- Esfid Location within Iran
- Coordinates: 36°49′07″N 58°05′02″E﻿ / ﻿36.81861°N 58.08389°E
- Country: Iran
- Province: North Khorasan
- County: Bam and Safiabad
- District: Central
- Rural District: Dahaneh-ye Shirin

Population (2016)
- • Total: 625
- Time zone: UTC+3:30 (IRST)

= Esfid, North Khorasan =

Village in North Khorasan province, Iran

Esfid (اسفيد) (Note: Also romanized as Esfīd) is a village in Dahaneh-ye Shirin Rural District of the Central District (Note: Formerly Bam and Safiabad District of Esfarayen County) in Bam and Safiabad County, North Khorasan province, Iran.

==Demographics==
===Population===
At the time of the 2006 National Census, the village's population was 756 in 203 households, when it was in Safiabad Rural District of Bam and Safiabad District (Note: Renamed the Central District of Bam and Safiabad County) in Esfarayen County.

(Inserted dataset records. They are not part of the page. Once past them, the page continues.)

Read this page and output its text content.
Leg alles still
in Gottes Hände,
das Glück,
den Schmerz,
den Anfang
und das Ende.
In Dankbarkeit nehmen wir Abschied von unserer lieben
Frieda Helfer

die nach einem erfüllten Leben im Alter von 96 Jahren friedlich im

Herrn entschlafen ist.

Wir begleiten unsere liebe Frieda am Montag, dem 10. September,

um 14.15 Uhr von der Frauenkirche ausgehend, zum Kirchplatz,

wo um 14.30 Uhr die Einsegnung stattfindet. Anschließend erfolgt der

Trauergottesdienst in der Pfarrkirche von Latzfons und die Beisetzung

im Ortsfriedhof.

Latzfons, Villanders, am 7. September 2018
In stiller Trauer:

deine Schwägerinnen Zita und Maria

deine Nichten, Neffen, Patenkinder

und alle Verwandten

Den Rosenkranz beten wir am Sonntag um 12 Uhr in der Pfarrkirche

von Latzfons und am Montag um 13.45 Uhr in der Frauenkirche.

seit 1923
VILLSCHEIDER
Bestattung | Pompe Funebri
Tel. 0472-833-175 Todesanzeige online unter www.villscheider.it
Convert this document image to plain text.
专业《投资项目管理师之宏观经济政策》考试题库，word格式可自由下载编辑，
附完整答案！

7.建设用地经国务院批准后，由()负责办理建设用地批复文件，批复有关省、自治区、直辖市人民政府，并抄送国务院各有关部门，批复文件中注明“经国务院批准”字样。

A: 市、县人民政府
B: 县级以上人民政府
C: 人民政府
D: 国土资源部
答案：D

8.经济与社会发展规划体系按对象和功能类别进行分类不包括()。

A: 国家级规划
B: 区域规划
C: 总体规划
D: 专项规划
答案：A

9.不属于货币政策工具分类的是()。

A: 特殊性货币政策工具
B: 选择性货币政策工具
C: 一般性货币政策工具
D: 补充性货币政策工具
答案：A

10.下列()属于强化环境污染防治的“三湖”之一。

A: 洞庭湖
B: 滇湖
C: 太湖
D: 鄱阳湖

The following census in 2011 counted 734 people in 203 households. The 2016 census measured the population of the village as 629 people in 197 households.

In 2023, the district was separated from the county in the establishment of Bam and Safiabad County and renamed the Central District. Esfid was transferred to Dahaneh-ye Shirin Rural District created in the same district.